California can’t afford to repeat the Great Recession: State spending is critical to economic recovery – UC Berkeley Labor Center

We cannot afford to repeat the mistakes of the Great Recession

California entered the pandemic in better fiscal shape than before the Great Recession; in 2019 the state had sufficient reserves to weather a mild recession. In January 2020, in anticipation of continual revenue and economic growth, Governor Newsom proposed a $153 billion budget that increased both one-time and ongoing spending on education, housing, and health care, new programs to combat homelessness, and desperately-needed education funding. Then the pandemic hit.

When the impacts of the pandemic began to hit in spring 2020, the Governor’s May Revision became a “workload budget”: it froze most spending at 2019-20 levels, with few exceptions for COVID-related spending. The state ultimately adopted an austerity budget with only $133 billion in general fund spending. The budget made severe cuts to both K-12 and higher education, deferred an  important expansion of Medi-Cal, and eliminated proposed spending on housing and infrastructure.

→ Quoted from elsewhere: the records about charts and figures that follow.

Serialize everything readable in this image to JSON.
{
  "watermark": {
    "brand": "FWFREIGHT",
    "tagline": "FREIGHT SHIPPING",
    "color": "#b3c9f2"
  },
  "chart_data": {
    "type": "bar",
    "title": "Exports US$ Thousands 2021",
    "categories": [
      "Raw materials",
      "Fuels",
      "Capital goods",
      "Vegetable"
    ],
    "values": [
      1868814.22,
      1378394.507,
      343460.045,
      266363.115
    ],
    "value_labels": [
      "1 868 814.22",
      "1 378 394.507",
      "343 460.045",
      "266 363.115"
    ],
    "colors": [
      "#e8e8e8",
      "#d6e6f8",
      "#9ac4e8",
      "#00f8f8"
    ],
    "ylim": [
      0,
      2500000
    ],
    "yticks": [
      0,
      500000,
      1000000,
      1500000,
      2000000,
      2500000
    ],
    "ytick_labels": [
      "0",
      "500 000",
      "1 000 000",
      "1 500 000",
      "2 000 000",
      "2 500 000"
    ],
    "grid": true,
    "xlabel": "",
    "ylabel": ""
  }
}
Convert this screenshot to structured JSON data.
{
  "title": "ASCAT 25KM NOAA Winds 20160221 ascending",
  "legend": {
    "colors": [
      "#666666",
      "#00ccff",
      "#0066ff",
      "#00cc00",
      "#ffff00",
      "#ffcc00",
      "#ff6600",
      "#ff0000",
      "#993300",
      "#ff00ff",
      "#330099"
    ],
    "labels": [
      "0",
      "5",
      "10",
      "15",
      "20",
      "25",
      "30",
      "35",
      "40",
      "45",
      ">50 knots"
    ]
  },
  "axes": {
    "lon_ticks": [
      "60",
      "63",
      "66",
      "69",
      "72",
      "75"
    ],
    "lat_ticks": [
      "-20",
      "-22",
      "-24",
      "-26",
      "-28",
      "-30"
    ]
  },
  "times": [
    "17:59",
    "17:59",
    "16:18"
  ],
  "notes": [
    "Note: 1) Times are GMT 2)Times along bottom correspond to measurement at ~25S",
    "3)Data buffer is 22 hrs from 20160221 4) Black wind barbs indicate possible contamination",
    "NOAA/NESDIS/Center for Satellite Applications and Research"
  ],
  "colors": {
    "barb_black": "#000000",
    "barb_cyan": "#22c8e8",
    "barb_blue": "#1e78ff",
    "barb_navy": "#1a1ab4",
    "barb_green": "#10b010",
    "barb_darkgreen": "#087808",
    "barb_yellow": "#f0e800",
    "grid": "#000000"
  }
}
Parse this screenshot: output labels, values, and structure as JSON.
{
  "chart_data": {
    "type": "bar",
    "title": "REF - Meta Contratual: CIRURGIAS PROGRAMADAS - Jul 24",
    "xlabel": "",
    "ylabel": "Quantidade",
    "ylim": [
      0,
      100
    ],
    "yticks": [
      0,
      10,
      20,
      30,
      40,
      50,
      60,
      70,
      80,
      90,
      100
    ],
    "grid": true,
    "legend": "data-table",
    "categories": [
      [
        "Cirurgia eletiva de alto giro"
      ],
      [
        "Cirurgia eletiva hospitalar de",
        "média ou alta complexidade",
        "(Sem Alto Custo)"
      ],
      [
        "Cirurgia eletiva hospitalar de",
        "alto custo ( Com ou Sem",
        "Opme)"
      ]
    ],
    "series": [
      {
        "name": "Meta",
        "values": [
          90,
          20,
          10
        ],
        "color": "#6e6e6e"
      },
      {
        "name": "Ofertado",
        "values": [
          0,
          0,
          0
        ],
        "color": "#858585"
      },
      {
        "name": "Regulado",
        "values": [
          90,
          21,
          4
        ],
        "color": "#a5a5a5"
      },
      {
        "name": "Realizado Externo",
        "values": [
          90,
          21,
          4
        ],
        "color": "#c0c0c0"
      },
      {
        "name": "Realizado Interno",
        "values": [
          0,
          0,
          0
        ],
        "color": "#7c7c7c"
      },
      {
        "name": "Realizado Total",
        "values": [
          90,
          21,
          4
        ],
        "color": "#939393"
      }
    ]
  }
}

It now turns out that the 2020-21 revenue projections were overly pessimistic. The adopted budget projected that revenues would drop by nearly $15 billion from 2019-20. Instead, revenues are on track to exceed 2019-20 revenues, nearly matching the projected revenues in the Governor’s January 2020 proposal. The legislature has already restored some of the cuts made in 2020-21 effective July 2021, but these don’t address the scale of revenue loss and cost increases.

In December 2020, California officials estimated that this “windfall” could amount to $26 billion, driven by the wealth increases and stable employment of higher-income Californians. But despite the projected surplus for 2021-22, the budget forecasts deficits for the coming three years, through the 2024-25 fiscal year. The Governor also projects that state job losses will not return for half a decade; the Congressional Budget Office (CBO) projects the U.S. economy will not recover 2020 job losses until 2024. The Great Recession had its most severe fiscal impacts in the few years after it began. We need to be planning ahead to prevent long-term damage to our economy and to California families.

It’s important to emphasize that California is not enjoying a “windfall;” we are on track to match non-pandemic revenues for 2020-21, and projected to lose revenues after that. This is not the time to be complacent about the inadequacy of our revenue base for sustaining long-term recovery. 

California was one of the most severely impacted states during the Great Recession. Credit ratings agencies flagged California cities as high risk for municipal bankruptcy. Like most states, California saw record job losses in the public sector, deteriorating levels of public infrastructure and services, and years of compromising on California’s commitment to an equitable economy. As we wrote in October, the state’s economy had barely recovered by 2019, and by many measures (job quality and public sector employment) the economy was more vulnerable in 2019 than in 2007.

Studies of the impacts of the Great Recession confirmed the importance of avoiding austerity measures to prevent long-term economic damage. Research from the Great Recession demonstrated that short-term labor markets have a stronger impact on long-term outcomes  than previously understood. An analysis of job recovery in 50 states from 2008-2013 found that states that cut their public-sector workforce had deeper job losses overall and in the private sector. EPI found in 2009 that for each dollar of budget cuts, more than 50% of the jobs and economic activity lost will be in the private sector. 

In 2010, the Labor Center found that cuts of 261,000 jobs in health and human services would result in $21 billion in lost economic output, and $1.3 billion in state and local tax revenue. Close to 25% of the savings from those job cuts would be negated due to loss in economic activity.

In 2018 dollars, the loss of 100,000 state and local jobs matching the distribution of actual job losses from 2008-2013 have an economic multiplier effect of 1.51: that is, for every state or local job loss and additional .51 jobs are lost in the rest of the economy. This represents $10.4 billion in direct income loss, and more than $3 million in income loss induced by reduced consumer spending. 

California has already seen significant public job loss

From February to December 2020, California lost more than 200,000 state and local government jobs, including nearly 170,000 local government jobs. The early fall recovery has clearly slowed; in December we had a net loss of private sector jobs—in both the U.S. and California—for the first time since April (Figure 2).

These losses come on the heels of years of declines in state and local employment. When compared to population growth, state and local employment was well below pre-Great Recession levels heading into 2020 (Figure 3). Since February, after a short lag in job loss, the share of California’s jobs in state and local government has continued the downward trend that began in 2008.

This gap represents lost teaching staff, school support staff, child protective services workers, preschool teachers, parolee counselors, public hospital nurses, transit operators, and many other jobs that form the foundation of economic mobility for Californians. Two areas of underinvestment have been starkly exposed over the past year: education and health care.